Economists applauded such cautious management, saying that it is in line with the government's focus on financial stability, and the precautions will nip systemic financial risks in the bud. 

At a recent meeting of the State Council Financial Stability and Development Committee, officials said that the regulators will "severely punish" debt evasion, while having "zero tolerance" for financial violations such as the malicious transfer of assets, false information disclosure and misappropriation of the proceeds from stock and bond issues. 
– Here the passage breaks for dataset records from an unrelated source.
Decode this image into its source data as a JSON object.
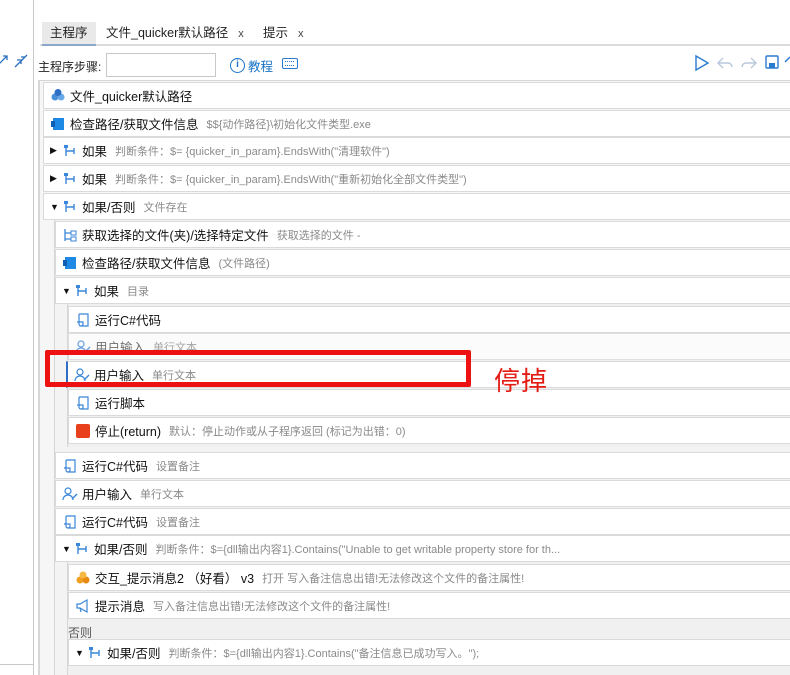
{
  "tabs": [
    {
      "label": "主程序",
      "closable": false,
      "active": true
    },
    {
      "label": "文件_quicker默认路径",
      "closable": true,
      "close": "x"
    },
    {
      "label": "提示",
      "closable": true,
      "close": "x"
    }
  ],
  "toolbar": {
    "steps_label": "主程序步骤:",
    "steps_value": "",
    "help_label": "教程",
    "help_icon_text": "i"
  },
  "rows": [
    {
      "label": "文件_quicker默认路径",
      "desc": "",
      "icon": "subprogram-icon"
    },
    {
      "label": "检查路径/获取文件信息",
      "desc": "$${动作路径}\\初始化文件类型.exe",
      "icon": "file-info-icon"
    },
    {
      "label": "如果",
      "desc": "判断条件：$= {quicker_in_param}.EndsWith(\"清理软件\")",
      "icon": "branch-icon",
      "toggle": "▶"
    },
    {
      "label": "如果",
      "desc": "判断条件：$= {quicker_in_param}.EndsWith(\"重新初始化全部文件类型\")",
      "icon": "branch-icon",
      "toggle": "▶"
    },
    {
      "label": "如果/否则",
      "desc": "文件存在",
      "icon": "branch-icon",
      "toggle": "▼"
    },
    {
      "label": "获取选择的文件(夹)/选择特定文件",
      "desc": "获取选择的文件 -",
      "icon": "tree-icon"
    },
    {
      "label": "检查路径/获取文件信息",
      "desc": "(文件路径)",
      "icon": "file-info-icon"
    },
    {
      "label": "如果",
      "desc": "目录",
      "icon": "branch-icon",
      "toggle": "▼"
    },
    {
      "label": "运行C#代码",
      "desc": "",
      "icon": "script-icon"
    },
    {
      "label": "用户输入",
      "desc": "单行文本",
      "icon": "user-input-icon"
    },
    {
      "label": "用户输入",
      "desc": "单行文本",
      "icon": "user-input-icon"
    },
    {
      "label": "运行脚本",
      "desc": "",
      "icon": "script-icon"
    },
    {
      "label": "停止(return)",
      "desc": "默认：停止动作或从子程序返回 (标记为出错：0)",
      "icon": "stop-icon"
    },
    {
      "label": "运行C#代码",
      "desc": "设置备注",
      "icon": "script-icon"
    },
    {
      "label": "用户输入",
      "desc": "单行文本",
      "icon": "user-input-icon"
    },
    {
      "label": "运行C#代码",
      "desc": "设置备注",
      "icon": "script-icon"
    },
    {
      "label": "如果/否则",
      "desc": "判断条件：$={dll输出内容1}.Contains(\"Unable to get writable property store for th...",
      "icon": "branch-icon",
      "toggle": "▼"
    },
    {
      "label": "交互_提示消息2 （好看） v3",
      "desc": "打开 写入备注信息出错!无法修改这个文件的备注属性!",
      "icon": "subprogram-icon"
    },
    {
      "label": "提示消息",
      "desc": "写入备注信息出错!无法修改这个文件的备注属性!",
      "icon": "megaphone-icon"
    },
    {
      "label": "如果/否则",
      "desc": "判断条件：$={dll输出内容1}.Contains(\"备注信息已成功写入。\");",
      "icon": "branch-icon",
      "toggle": "▼"
    }
  ],
  "else_label": "否则",
  "annotation": {
    "text": "停掉",
    "color": "#e41b13"
  },
  "colors": {
    "accent": "#2d6fc4",
    "tab_active_bg": "#e9e9e9",
    "stop_red": "#e8401c"
  }
}
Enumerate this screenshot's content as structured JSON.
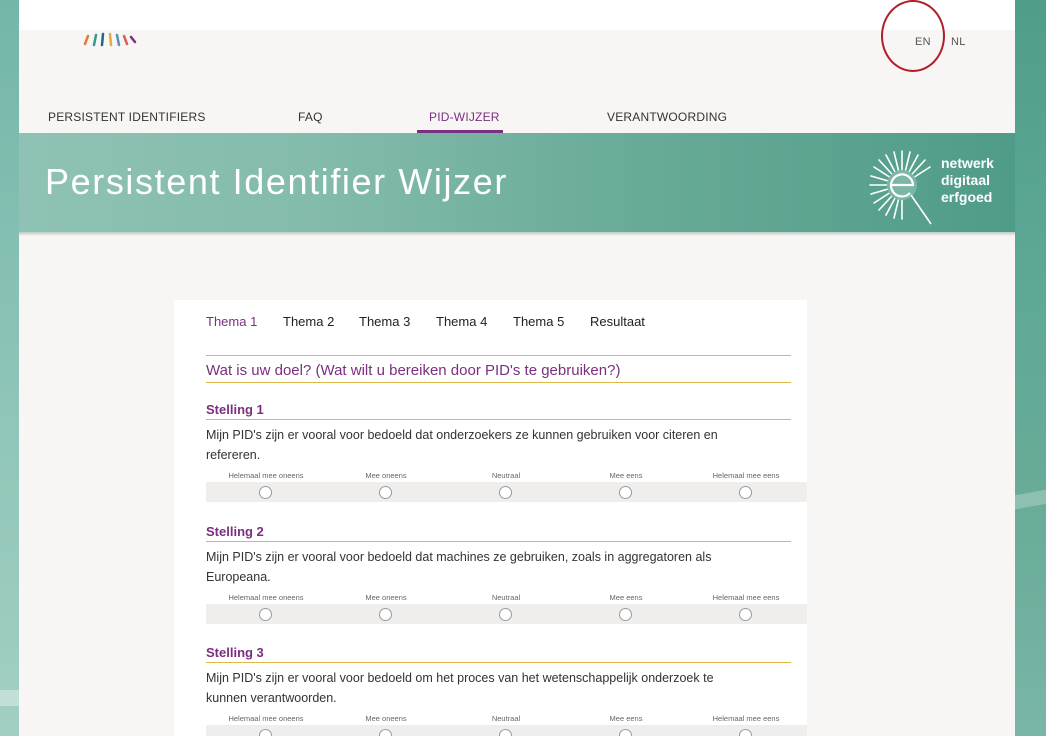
{
  "lang": {
    "en": "EN",
    "nl": "NL"
  },
  "nav": {
    "items": [
      {
        "label": "PERSISTENT IDENTIFIERS"
      },
      {
        "label": "FAQ"
      },
      {
        "label": "PID-WIJZER"
      },
      {
        "label": "VERANTWOORDING"
      }
    ],
    "active_index": 2
  },
  "banner": {
    "title": "Persistent Identifier Wijzer",
    "brand": [
      "netwerk",
      "digitaal",
      "erfgoed"
    ]
  },
  "tabs": [
    "Thema 1",
    "Thema 2",
    "Thema 3",
    "Thema 4",
    "Thema 5",
    "Resultaat"
  ],
  "active_tab": 0,
  "section_title": "Wat is uw doel? (Wat wilt u bereiken door PID's te gebruiken?)",
  "scale_labels": [
    "Helemaal mee oneens",
    "Mee oneens",
    "Neutraal",
    "Mee eens",
    "Helemaal mee eens"
  ],
  "stellingen": [
    {
      "title": "Stelling 1",
      "text": "Mijn PID's zijn er vooral voor bedoeld dat onderzoekers ze kunnen gebruiken voor citeren en refereren."
    },
    {
      "title": "Stelling 2",
      "text": "Mijn PID's zijn er vooral voor bedoeld dat machines ze gebruiken, zoals in aggregatoren als Europeana."
    },
    {
      "title": "Stelling 3",
      "text": "Mijn PID's zijn er vooral voor bedoeld om het proces van het wetenschappelijk onderzoek te kunnen verantwoorden."
    }
  ],
  "colors": {
    "accent_purple": "#7a2f7f",
    "rule_gold": "#e0b84a",
    "banner_teal": "#6aab99",
    "annotation_red": "#b11e2a"
  }
}
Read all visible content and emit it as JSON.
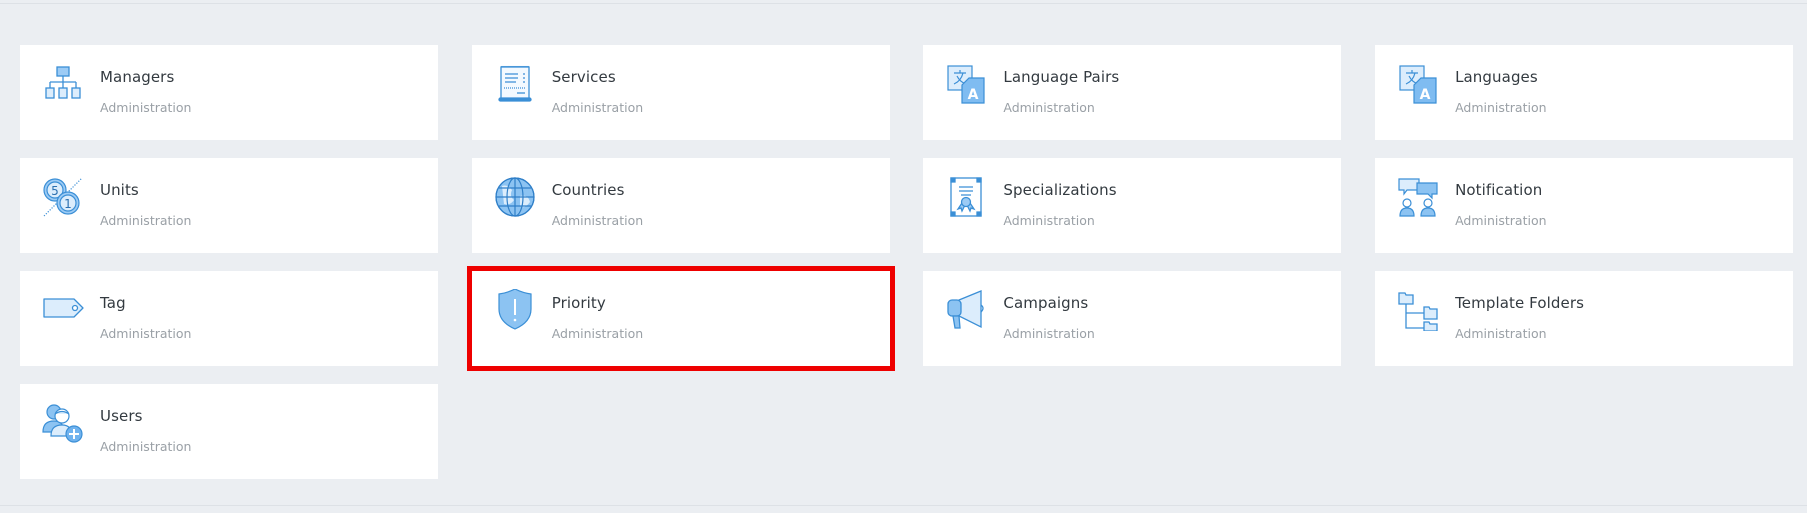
{
  "colors": {
    "background": "#ebeef2",
    "card": "#ffffff",
    "icon_stroke": "#3b8fd6",
    "icon_fill": "#9ccbf5",
    "icon_fill_light": "#dcedfc",
    "highlight": "#ee0000",
    "title": "#333a40",
    "subtitle": "#9aa0a6"
  },
  "cards": [
    {
      "title": "Managers",
      "subtitle": "Administration",
      "icon": "org-chart-icon"
    },
    {
      "title": "Services",
      "subtitle": "Administration",
      "icon": "receipt-icon"
    },
    {
      "title": "Language Pairs",
      "subtitle": "Administration",
      "icon": "translate-icon"
    },
    {
      "title": "Languages",
      "subtitle": "Administration",
      "icon": "translate-icon"
    },
    {
      "title": "Units",
      "subtitle": "Administration",
      "icon": "units-coins-icon"
    },
    {
      "title": "Countries",
      "subtitle": "Administration",
      "icon": "globe-icon"
    },
    {
      "title": "Specializations",
      "subtitle": "Administration",
      "icon": "certificate-icon"
    },
    {
      "title": "Notification",
      "subtitle": "Administration",
      "icon": "chat-users-icon"
    },
    {
      "title": "Tag",
      "subtitle": "Administration",
      "icon": "tag-icon"
    },
    {
      "title": "Priority",
      "subtitle": "Administration",
      "icon": "shield-alert-icon",
      "highlighted": true
    },
    {
      "title": "Campaigns",
      "subtitle": "Administration",
      "icon": "megaphone-icon"
    },
    {
      "title": "Template Folders",
      "subtitle": "Administration",
      "icon": "folder-tree-icon"
    },
    {
      "title": "Users",
      "subtitle": "Administration",
      "icon": "add-user-icon"
    }
  ]
}
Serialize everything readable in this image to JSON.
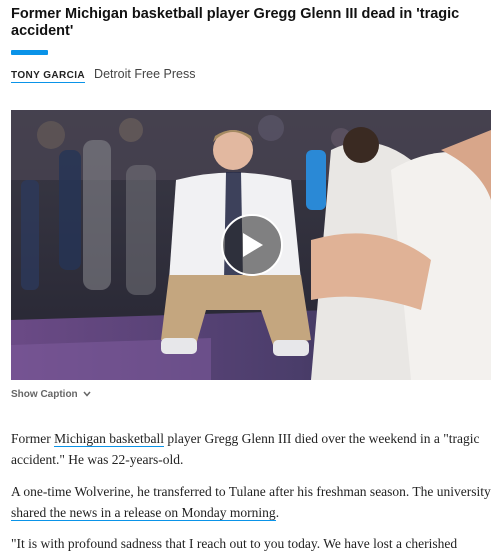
{
  "article": {
    "headline": "Former Michigan basketball player Gregg Glenn III dead in 'tragic accident'",
    "author": "TONY GARCIA",
    "publisher": "Detroit Free Press",
    "accent_color": "#0a93e8"
  },
  "media": {
    "type": "video",
    "play_icon": "play-icon",
    "show_caption_label": "Show Caption",
    "caption_icon": "chevron-down-icon"
  },
  "body": {
    "p1": {
      "before": "Former ",
      "link": "Michigan basketball",
      "after": " player Gregg Glenn III died over the weekend in a \"tragic accident.\" He was 22-years-old."
    },
    "p2": {
      "before": "A one-time Wolverine, he transferred to Tulane after his freshman season. The university ",
      "link": "shared the news in a release on Monday morning",
      "after": "."
    },
    "p3": {
      "text": "\"It is with profound sadness that I reach out to you today. We have lost a cherished"
    }
  }
}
The meeting was held weeks after the authorities published draft regulations for online small-loan businesses in what some media called the "strictest regulation in history". Unless they have special approval, online lenders can only operate within a provincial region instead of on a national level. 

An increase in bond debt evasion has also raised the alert among Chinese economists, as they said the trend might trigger financial risks on a larger scale, though debt default is not too serious a problem yet in China compared with average international default levels.

"Bond defaults are not unacceptable in themselves, but deliberate debt evasion is a challenge to the law, and would, if not cracked down on, harm the market's financing capabilities by destroying trust," Ding Meng, an economist at the Bank of China, told the Global Times on Monday. 

Recent defaults involving several state-owned companies, including a coal manufacturer in Central China's Henan Province and automobile giant Brilliance Auto, have jolted market and rattled investors, leading to a bond market sell-off. 

Li Fengwen, a consultant at a sub-bureau of the China Banking and Insurance Regulatory Commission, also pointed to bad loans as an area where risks might emerge. 

"Many banks postponed loan payment deadlines for enterprises that had problems as a result of the COVID-19 epidemic, but I think the risks were only postponed, not eliminated," Li told the Global Times, saying that the risks of non-performing loans should emerge next year. 

Apart from weaknesses in specific financial fields, economists mentioned general deficiencies that might give rise to financial hazards. Ding, for example, cautioned that future global financial markets movement might negatively affect China domestic markets and cannot be ignored.

"Potential risks might come from beyond the border, as the second round of economic lockdowns and a lack of strong government stimulus might cause foreign financial markets to tumble, and the influence might spill over into China's financial sector including its stocks, bonds and the foreign exchange market," Ding said. 

Zhang Hailiang, managing director of J&K Investment, said that the biggest risk in China's financial market is that some companies would take undue advantage of legal loopholes. From shadow banking to peer-to-peer lending, such speculation could generate risks even worse than the pandemic, he told the Global Times. 

He stressed that the government should execute management policies more thoroughly so that violations involving any amount would be penalized.